How do you deal with stress and unwind outside the office?

On the contrary, my work is my stress buster. I am very passionate about what I do. However, my interests beyond work are mountaineering, river rafting, following AI-based technologies and products and biocentrism.

 What do you currently identify as the major areas of investment in the cybersecurity industry?

Machine-learning technology, cloud, simulation training tools and synchronised security. If a cybersecurity vendor is not investing in these areas, they will be out of the game against continuously changing cyberthreats.

Are there any differences in the way cybersecurity challenges need to be tackled in the different regions? (Middle East, Africa, Europe, Americas)?

The hard truth is any organisation, in any part of the world, is equally vulnerable if it does not get its security basics right. And this is the reason there are data security breaches every single day globally. Some security breaches make the front pages but many others do not. Malware and other threats that spread across networks rarely respect international boundaries.
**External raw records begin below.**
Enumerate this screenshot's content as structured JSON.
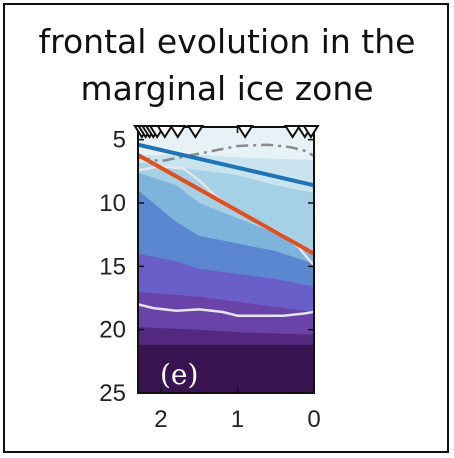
{
  "title": {
    "line1": "frontal evolution in the",
    "line2": "marginal ice zone"
  },
  "chart_data": {
    "type": "area",
    "panel_label": "(e)",
    "x_tick_labels": [
      "2",
      "1",
      "0"
    ],
    "y_tick_labels": [
      "5",
      "10",
      "15",
      "20",
      "25"
    ],
    "xlim": [
      2.3,
      0
    ],
    "ylim": [
      25,
      4
    ],
    "y_reversed": true,
    "grid": false,
    "colors": {
      "axis": "#111111",
      "background": "#e6f2f5",
      "blue_line": "#1f74b8",
      "orange_line": "#e0501e",
      "white_contour": "#e4e4ec",
      "dashdot_line": "#8a8a8a",
      "markers": "#111111"
    },
    "bands": [
      {
        "color": "#c9e4ef",
        "x": [
          2.3,
          1.5,
          1.0,
          0.5,
          0.0
        ],
        "lower": [
          6.2,
          6.2,
          6.4,
          6.5,
          6.6
        ]
      },
      {
        "color": "#a6d0e6",
        "x": [
          2.3,
          1.5,
          1.0,
          0.5,
          0.0
        ],
        "lower": [
          6.8,
          7.4,
          7.8,
          8.6,
          9.2
        ]
      },
      {
        "color": "#7db4db",
        "x": [
          2.3,
          1.8,
          1.5,
          1.0,
          0.5,
          0.0
        ],
        "lower": [
          7.6,
          8.6,
          10.0,
          11.2,
          12.4,
          14.2
        ]
      },
      {
        "color": "#5b86d0",
        "x": [
          2.3,
          1.8,
          1.5,
          1.0,
          0.5,
          0.0
        ],
        "lower": [
          9.0,
          11.5,
          12.6,
          13.2,
          13.8,
          14.8
        ]
      },
      {
        "color": "#6a5fc8",
        "x": [
          2.3,
          1.8,
          1.5,
          1.0,
          0.5,
          0.0
        ],
        "lower": [
          14.0,
          14.6,
          15.2,
          15.6,
          16.0,
          16.6
        ]
      },
      {
        "color": "#6a43a8",
        "x": [
          2.3,
          1.5,
          1.0,
          0.5,
          0.0
        ],
        "lower": [
          17.0,
          17.4,
          17.8,
          18.2,
          18.6
        ]
      },
      {
        "color": "#54287f",
        "x": [
          2.3,
          1.5,
          1.0,
          0.5,
          0.0
        ],
        "lower": [
          19.8,
          20.0,
          20.2,
          20.3,
          20.4
        ]
      },
      {
        "color": "#3a1450",
        "x": [
          2.3,
          1.5,
          1.0,
          0.5,
          0.0
        ],
        "lower": [
          21.2,
          21.2,
          21.2,
          21.2,
          21.2
        ]
      },
      {
        "color": "#2a0c34",
        "x": [
          2.3,
          0.0
        ],
        "lower": [
          25.0,
          25.0
        ]
      }
    ],
    "series": [
      {
        "style": "solid-blue",
        "x": [
          2.3,
          0.0
        ],
        "y": [
          5.4,
          8.6
        ]
      },
      {
        "style": "solid-orange",
        "x": [
          2.3,
          0.0
        ],
        "y": [
          6.2,
          14.0
        ]
      },
      {
        "style": "white-contour",
        "x": [
          2.3,
          2.0,
          1.7,
          1.5,
          1.3,
          1.0,
          0.7,
          0.4,
          0.2,
          0.05,
          0.0
        ],
        "y": [
          7.4,
          7.1,
          7.3,
          8.2,
          9.4,
          10.6,
          11.6,
          12.5,
          13.5,
          14.6,
          14.9
        ]
      },
      {
        "style": "white-contour",
        "x": [
          2.3,
          2.1,
          1.8,
          1.5,
          1.2,
          1.0,
          0.7,
          0.4,
          0.1,
          0.0
        ],
        "y": [
          18.0,
          18.3,
          18.5,
          18.4,
          18.6,
          18.9,
          18.9,
          18.9,
          18.7,
          18.6
        ]
      },
      {
        "style": "dash-dot",
        "x": [
          2.3,
          2.0,
          1.5,
          1.0,
          0.6,
          0.3,
          0.1,
          0.0
        ],
        "y": [
          6.4,
          6.7,
          6.1,
          5.5,
          5.4,
          5.6,
          5.9,
          6.3
        ]
      }
    ],
    "markers_x": [
      2.25,
      2.2,
      2.15,
      2.1,
      2.05,
      1.95,
      1.78,
      1.55,
      0.9,
      0.28,
      0.12,
      0.04
    ]
  }
}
We often advise companies to follow certain best practices to reduce risks:

• Companies need to re-think the traditional approach of ‘layered security’ and think more about ‘synchronised security’
• User education is key – reduce clicks but increase reports to security team
• Recognise when your employees or customers are targeted and take protective actions
• First, encrypt the data. Enterprises should be encrypting their most critical data far more often than they do
• Ensure that any contractors, outsourcers or third-party partners take cybersecurity as seriously as you do
• Complexity is the enemy of security. Too often complicated tools aren’t configured correctly, aren’t communicating with other tools or aren’t even deployed at all because despite all their power they are simply too complicated for mere mortals to use effectively

What changes to your job role have you seen in the last year and how do you see these developing in the next 12 months?

Every year there are only two major changes to my role. One is the goal that I would achieve for my company in that particular year and second is the plan, strategical and tactical, to achieve that goal.

What advice would you offer somebody aspiring to obtain c-level position in the security industry?

The industry is constantly changing. One has to be updated and keep learning on a regular basis. There are no shortcuts. And the most important thing is to have fun along the way.